ETL Using Pentaho(Spoon)
SCD Type 1:
New information simply overwrites the original information, don't keep old history or previous value of the record. This is the default type of dimension table or any table. if the table is updated do not need to specify any additional information to create a Type 1 SCD. It means no need of additional column in the dimension table.
This type is more useful whenever easy to maintain and is often use for data which changes are caused by processing corrections
e.g.
removal special characters
correcting spelling errors
incorrect mark entry in the student table.
After Appeal or Re_total or Repeating course mark may change.
Disadvantages:
All history to be lost. By applying this methodology, it is not possible to trace back in history.
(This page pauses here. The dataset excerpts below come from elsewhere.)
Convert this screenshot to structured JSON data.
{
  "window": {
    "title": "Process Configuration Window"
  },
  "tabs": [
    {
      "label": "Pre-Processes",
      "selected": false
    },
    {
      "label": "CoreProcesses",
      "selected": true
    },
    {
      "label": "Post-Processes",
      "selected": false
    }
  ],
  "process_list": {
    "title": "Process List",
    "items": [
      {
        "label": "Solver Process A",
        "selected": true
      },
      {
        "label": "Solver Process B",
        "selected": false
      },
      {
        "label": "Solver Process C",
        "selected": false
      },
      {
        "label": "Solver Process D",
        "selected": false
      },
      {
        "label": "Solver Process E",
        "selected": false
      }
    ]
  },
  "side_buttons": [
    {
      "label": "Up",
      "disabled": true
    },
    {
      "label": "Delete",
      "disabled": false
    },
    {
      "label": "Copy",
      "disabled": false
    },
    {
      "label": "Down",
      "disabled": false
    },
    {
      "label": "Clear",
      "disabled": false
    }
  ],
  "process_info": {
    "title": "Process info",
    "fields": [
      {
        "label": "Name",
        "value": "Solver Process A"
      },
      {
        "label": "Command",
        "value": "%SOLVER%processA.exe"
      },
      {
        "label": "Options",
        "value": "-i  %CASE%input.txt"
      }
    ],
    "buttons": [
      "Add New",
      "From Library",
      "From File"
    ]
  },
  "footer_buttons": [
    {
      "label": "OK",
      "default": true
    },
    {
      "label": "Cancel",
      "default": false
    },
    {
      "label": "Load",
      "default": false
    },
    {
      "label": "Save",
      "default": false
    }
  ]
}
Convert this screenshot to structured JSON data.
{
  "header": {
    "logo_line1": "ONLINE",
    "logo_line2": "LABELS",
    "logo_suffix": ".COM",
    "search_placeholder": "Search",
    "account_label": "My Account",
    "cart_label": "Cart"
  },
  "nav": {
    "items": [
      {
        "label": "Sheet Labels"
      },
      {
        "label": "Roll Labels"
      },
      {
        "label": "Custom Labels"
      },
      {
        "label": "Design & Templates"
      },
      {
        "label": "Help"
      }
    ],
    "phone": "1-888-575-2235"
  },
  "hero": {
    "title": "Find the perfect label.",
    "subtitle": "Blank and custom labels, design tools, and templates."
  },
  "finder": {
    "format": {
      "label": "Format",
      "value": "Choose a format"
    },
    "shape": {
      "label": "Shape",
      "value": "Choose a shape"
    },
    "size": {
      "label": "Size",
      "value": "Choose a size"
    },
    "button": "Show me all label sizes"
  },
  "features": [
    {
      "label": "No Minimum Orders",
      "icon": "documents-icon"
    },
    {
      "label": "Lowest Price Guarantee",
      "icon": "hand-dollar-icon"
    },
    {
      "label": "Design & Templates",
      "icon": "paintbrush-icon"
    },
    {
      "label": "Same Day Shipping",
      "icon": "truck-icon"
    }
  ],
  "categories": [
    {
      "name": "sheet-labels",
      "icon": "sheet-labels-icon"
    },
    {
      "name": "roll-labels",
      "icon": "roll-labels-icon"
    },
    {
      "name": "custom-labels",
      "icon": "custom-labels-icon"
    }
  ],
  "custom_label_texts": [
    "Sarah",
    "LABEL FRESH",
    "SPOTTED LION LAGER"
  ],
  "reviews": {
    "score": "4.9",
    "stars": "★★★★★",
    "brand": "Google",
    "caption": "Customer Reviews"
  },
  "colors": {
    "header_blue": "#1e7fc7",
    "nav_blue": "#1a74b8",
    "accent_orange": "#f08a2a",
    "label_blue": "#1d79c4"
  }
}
For example, in this case, it is not possible keep track what is the previous mark of the Sid 13, it will keep only the latest mark value.
Insert New Records
Sid | Sname | Mark1 | Grade | Result |
11 | Ambu | 89 | A | Pass |
12 | Meenu | 75 | B | Pass |
13 | Jasica | 45 | D | Fail |
Step 1: Using above data create student_scd1 table in oracle xe
create table student_scd1(sid number(5) not null,sname varchar2(15),mark1 number(5),result varchar2(10),grade varchar2(3));
insert into student_scd1 values(11,'Ambu',89,'Pass','A');
insert into student_scd1 values(12,'Meenu',75,'Pass','B');
insert into student_scd1 values(13,'Jasica',45,‘Fail',‘D');
select * from student_scd1;
Step 2: Create Student_dim_scd1 dimension table and insert the same values
create table student_dim_scd1(dim_sid number(5) not null, sname varchar2(15),mark1 number(5),result varchar2(10),grade varchar2(3));
insert into student_dim_scd1 values(11,'Ambu',89,'Pass','A');
insert into student_dim_scd1 values(12,'Meenu',75,'Pass','B');
insert into student_dim_scd1 values(13,'Jasica',45,'Fail','D');
select * from student_dim_scd1;
Step 6: In the Database connection new-->connection name "xe"--> Host name "local host" (system name it will differ computer-to-computer)->connection type=oracle-->Access="Active JDBC" --press the "Test" Button
Step 7 : Include the "SQL" statement with filed name or use * to include all the fields of the student_scd1 table.
Step 8 : Preview the data of SQL statement
Step 9: Select "insert/update" output and drag and place in the transformation
Step 10: Right Click the "Insert/Update" and fill the "Student_dim_scd1" dimension table information as given below
Step 11: Run the Transformation
Step 12: It will show "Launch" screen
Step 13: It will show the Execution Result
Step 14: preview the latest Data
Step 15: Now start SCD in the dimension, insert record in the base table student_scd1
Step 16: After insert in the oracle xe and run the transformation it automatically update the inserted record field in the student_scd1 table.
Step 17: Check the Execution Result
Step 18: In table student_dim_scd1 it automatically insert the new records
Exercise 1:
create table employ1(eid number(5) not null,ename varchar2(15),salary number(5));
insert into employ1 values(1001,'Alaa',1800)
insert into employ1 values(12,‘Ravi',1500);
select * from employ1;
create table emp_dim_scd1(dim_eid number(5) not null, ename varchar2(15),salary number(5));
insert into emp_dim_scd1 values(1001,'Alaa',1800)
insert into emp_dim_scd1 values(12,‘Ravi',1500);
select * from emp_dim_scd1;
Instruction :
•Create employ1, emp_dim_scd1 table in oracle_xe.
• Using Spoon, include “table input” connect employ1 table,
•“insert/update” tag include emp_dim_scd1 dimension table, run the transformation and execute the result
• Insert into employ1(13,’Rajaa’,2400); record in the employ1 table, again execute the result in spoon
•Display emp_dim_scd1 dimension table newly inserted row details are included.